Today we want to share some useful information for pet lovers. We know for sure that many LEENjoy project participants and just regular readers and subscribers have cats, dogs and other pets. We even have special category on Levelnaut website which is called animal care courses and some of you have been learning at these courses.
Nevertheless, some new tips will be of some profit to many of you. So, the information we want to share today was recently published at Holly and Hugo online multi training platform. Enjoy it now!
INSIDE AND OUT: 6 Ways to Keep Your Cat Safe in the Great Outdoors
Most cats love nature and it’s only natural that they do! While your furry friend may enjoy cuddling up with you, they may prefer to spend days or nights outdoors. Cats are very curious creatures and have an innate drive to run, pounce, climb, and hunt. Many families decide that it is best for their cat to live an indoor-outdoor lifestyle, providing the best of both worlds. There are always pros and cons when making this decision and safety concerns should always be addressed. Here is a quick run-down of ways to keep your indoor-outdoor cat as safe as possible.
Six Ways to Keep Your Cat Safe
1. Install a Cat Door
Cat access doors in and out of the house provide your cat with a multitude of benefits. The biggest plus is that your cat can decide to go in or out anytime they like – fulfilling their strong sense of independence.
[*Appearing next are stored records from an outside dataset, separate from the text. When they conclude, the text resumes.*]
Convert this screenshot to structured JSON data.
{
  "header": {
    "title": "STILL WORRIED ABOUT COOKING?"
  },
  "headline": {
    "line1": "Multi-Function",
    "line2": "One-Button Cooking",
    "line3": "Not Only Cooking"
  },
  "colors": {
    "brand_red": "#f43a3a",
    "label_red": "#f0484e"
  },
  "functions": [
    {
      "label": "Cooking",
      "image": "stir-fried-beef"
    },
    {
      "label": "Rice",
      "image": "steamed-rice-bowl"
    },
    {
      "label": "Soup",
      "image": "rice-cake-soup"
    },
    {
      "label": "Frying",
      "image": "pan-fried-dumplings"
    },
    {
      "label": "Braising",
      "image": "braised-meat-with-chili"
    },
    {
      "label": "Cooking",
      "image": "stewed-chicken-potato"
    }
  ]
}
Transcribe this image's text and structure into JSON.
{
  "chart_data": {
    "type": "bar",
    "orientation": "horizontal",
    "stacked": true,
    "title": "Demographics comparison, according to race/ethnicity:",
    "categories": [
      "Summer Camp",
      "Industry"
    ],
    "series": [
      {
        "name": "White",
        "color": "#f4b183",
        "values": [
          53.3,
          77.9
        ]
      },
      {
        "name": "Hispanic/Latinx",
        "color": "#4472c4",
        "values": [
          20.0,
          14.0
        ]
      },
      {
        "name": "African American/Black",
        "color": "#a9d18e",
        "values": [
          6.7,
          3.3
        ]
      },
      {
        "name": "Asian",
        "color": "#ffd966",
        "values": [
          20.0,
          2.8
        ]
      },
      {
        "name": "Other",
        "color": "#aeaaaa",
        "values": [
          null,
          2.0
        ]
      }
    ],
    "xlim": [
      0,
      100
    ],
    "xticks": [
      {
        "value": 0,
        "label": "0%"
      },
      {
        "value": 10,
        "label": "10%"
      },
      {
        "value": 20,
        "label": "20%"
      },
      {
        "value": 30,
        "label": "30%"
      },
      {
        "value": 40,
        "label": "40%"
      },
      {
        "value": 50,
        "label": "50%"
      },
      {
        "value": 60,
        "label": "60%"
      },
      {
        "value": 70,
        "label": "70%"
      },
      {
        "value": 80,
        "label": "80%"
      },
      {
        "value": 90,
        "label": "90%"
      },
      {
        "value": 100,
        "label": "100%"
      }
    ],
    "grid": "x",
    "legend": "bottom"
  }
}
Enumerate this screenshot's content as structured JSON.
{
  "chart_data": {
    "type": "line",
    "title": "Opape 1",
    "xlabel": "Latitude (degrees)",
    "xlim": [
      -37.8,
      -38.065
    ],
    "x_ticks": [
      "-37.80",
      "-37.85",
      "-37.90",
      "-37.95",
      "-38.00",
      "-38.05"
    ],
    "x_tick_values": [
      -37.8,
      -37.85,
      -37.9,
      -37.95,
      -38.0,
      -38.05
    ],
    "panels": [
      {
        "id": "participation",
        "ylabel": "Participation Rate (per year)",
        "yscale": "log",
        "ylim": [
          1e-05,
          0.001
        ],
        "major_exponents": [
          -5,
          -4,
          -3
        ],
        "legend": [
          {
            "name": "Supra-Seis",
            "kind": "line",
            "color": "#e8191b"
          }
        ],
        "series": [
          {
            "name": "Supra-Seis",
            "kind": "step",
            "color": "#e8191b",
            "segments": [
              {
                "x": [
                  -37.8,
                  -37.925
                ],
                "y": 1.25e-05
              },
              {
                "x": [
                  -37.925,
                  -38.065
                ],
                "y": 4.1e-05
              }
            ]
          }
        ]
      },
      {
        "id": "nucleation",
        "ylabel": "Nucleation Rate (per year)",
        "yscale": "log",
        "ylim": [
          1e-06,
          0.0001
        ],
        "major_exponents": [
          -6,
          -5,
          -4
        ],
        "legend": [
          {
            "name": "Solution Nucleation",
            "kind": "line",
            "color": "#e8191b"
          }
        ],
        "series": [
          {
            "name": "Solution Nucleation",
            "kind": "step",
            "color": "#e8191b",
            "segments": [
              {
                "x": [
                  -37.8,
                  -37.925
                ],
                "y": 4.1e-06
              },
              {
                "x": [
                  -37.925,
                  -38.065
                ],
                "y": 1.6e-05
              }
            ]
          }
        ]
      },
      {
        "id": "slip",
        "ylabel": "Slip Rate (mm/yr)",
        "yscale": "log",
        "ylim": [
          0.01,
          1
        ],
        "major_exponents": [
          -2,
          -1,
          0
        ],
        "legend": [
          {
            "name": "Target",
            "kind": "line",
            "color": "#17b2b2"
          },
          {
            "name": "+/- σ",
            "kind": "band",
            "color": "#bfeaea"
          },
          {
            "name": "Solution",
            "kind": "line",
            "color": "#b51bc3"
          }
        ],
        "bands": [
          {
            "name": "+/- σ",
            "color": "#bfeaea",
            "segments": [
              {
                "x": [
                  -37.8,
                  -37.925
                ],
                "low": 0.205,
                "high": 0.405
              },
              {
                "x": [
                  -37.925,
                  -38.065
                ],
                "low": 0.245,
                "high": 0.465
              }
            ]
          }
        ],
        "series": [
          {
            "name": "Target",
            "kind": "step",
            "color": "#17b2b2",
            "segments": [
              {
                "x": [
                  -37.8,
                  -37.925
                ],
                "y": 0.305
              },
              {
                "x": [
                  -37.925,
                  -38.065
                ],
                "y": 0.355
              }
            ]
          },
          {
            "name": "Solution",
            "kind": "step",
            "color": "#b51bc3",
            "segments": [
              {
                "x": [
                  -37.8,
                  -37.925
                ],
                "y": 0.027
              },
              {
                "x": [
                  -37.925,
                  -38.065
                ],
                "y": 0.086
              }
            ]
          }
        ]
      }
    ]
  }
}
If your cat gets into trouble and is pursued by a large dog or other predator, they will have a safe escape route back home.
If you decide to install a door, be sure to select its location carefully. Some install doors to allow their cat a way to escape from larger predators into a garage space that is not technically part of the house. Others install several, allowing full freedom and access between the inside of the house, the garage, and the great outdoors. If you are renting, be sure that your landlord has approved the door before installation.
Always assess your living situation before allowing your cat to go outdoors alone. If you live by a busy highway or where dogs roam unleashed, it may not be safe for them to go outside, even with a cat door in place. Also, brush up on your local laws and ordinances about unleashed pets, as it may be illegal to allow your cat outdoors unsupervised.
2. Build a ‘Catio’ or Outdoor Play Yards
‘Catios’ seem to be all the rage! These “cat patios” allow your cat to enjoy being outdoors while still being fully enclosed. Outdoor play areas provide full protection from predators and prevent your cat from running away or injured. They can feel the grass beneath their paws, dig in the dirt, or just lounge in the sunshine! A few great examples of catios can be found here in an issue of Country Living.
3. Microchip Your Pet
Microchipping your cat is a must if they go outdoors. Microchips are a permanent form of identification and can come in handy if your cat loses their collar. The microchip is a tiny transponder the size of a grain of rice. It is inserted under the skin with a needle right between the shoulder blades. Your veterinarian can apply the microchip quickly and relatively painlessly at your cat’s next wellness visit. You will need to register your contact information with the microchip company. If your cat is missing, many microchip companies will issue an alert, contacting local shelters, animal control, and veterinarians. When your cat is found, shelters and veterinarians will be able to scan, positively identify your pet, and contact you.
4. Safety Collars
Providing your cat with a form of identification is a must. Small ID tags can be made at kiosks at your local pet store or ordered online. Special collars are necessary to keep your cat safe. Collars with rigid snaps can cause strangulation if the cat gets caught on something. Safety collars have breakaway buckles; when enough pressure is applied to the collar material, the snap will break or pop open, allowing your cat to avoid injury.
5. Health Considerations
Indoor-outdoor cats will be exposed to more viruses, parasites and other pathogens than their indoor-only counterparts. Veterinarians recommend using monthly flea and tick control year-round in most locations and monthly heartworm disease prevention in endemic areas. Feline leukemia and FIV “feline AIDS” viruses are common in feral cat populations world-wide and vaccines are available to protect your cat.
6. Don’t Declaw
Declawing is illegal in many countries but can be common in others. If your cat is declawed, it is NOT recommended that it be allowed outdoors unsupervised. Without claws, your cat is unable to defend himself as well against predators. While declawed cats can still climb, many have a hard time doing so and could have trouble avoiding predators or other cats. If your cat is declawed, consider investing in a ‘catio’ or enclosed outdoor play yard.
Before you let your cat out, be sure that these safety measures are in place. If you have concerns, don’t hesitate to ask your veterinarian for advice. They will help to keep your cat healthy and happy, allowing him more time to do what he likes to do best – be himself.